Activist Martyn Goddard told ABC Radio this week his concerns about the Free Trade Agreement’s impact on pharmaceutical costs were of vital importance to HIV-positive people.

As far as I’m concerned, I’m a consumer. I’m somebody with HIV, Goddard said. The only difference between me and somebody in Uganda is the PBS [Pharmaceutical Benefits Scheme]. Without the PBS, I and most other people with my disease in this country would be dead. That’s why we’re interested.

Goddard was co-author of a submission presented last week to the Senate Select Committee, currently meeting on the Free Trade Agreement.

The submission claimed the proposed FTA with the United States would give more power to US drug companies, leading to a projected 30 percent rise in drug prices.

The FTA also includes the introduction of an independent review committee consisting of Australian and US members, with representatives of US drug companies. The submission stated the new committee would have the power to overturn Pharmaceutical Benefits Advisory Committee decisions, according to several statements from the industry and the American side.

Tony Abbott told ABC Radio this week the committee could not be overruled.
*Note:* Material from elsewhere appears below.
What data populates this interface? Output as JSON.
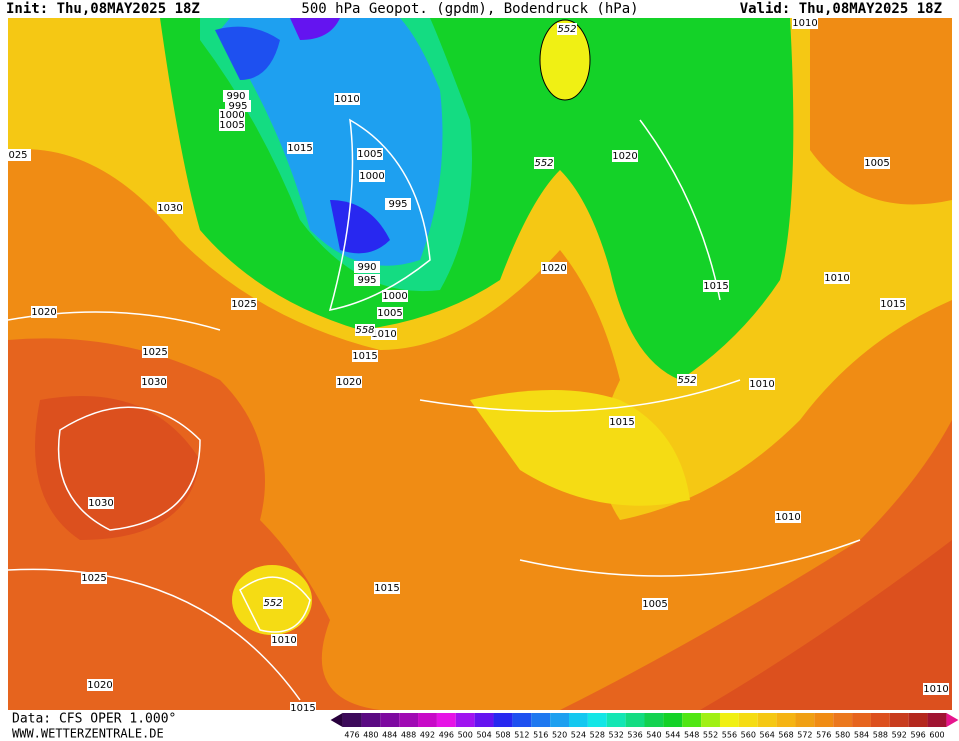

A representative of the National Association Of People Living With HIV/AIDS told Sydney Star Observer she did not believe there would be any immediate rise in the cost of HIV drugs, but that the ambiguous language of the FTA was enough to cause concern.

Furthermore, NAPWA executive officer Jo Watson said the independent committee would lead to delays in the approval of new drugs.

NAPWA’s more concerned that [the FTA] will possibly be the beginning of an onslaught that looks at slowing down approvals for generic listings, Watson said. The pharmaceutical companies will [also] have more opportunities to revisit decisions or processes, which will indeed see a number of blowouts in costs in terms of supporting the entire structure of the PBS.

The Senate Select Committee meet until 9 June.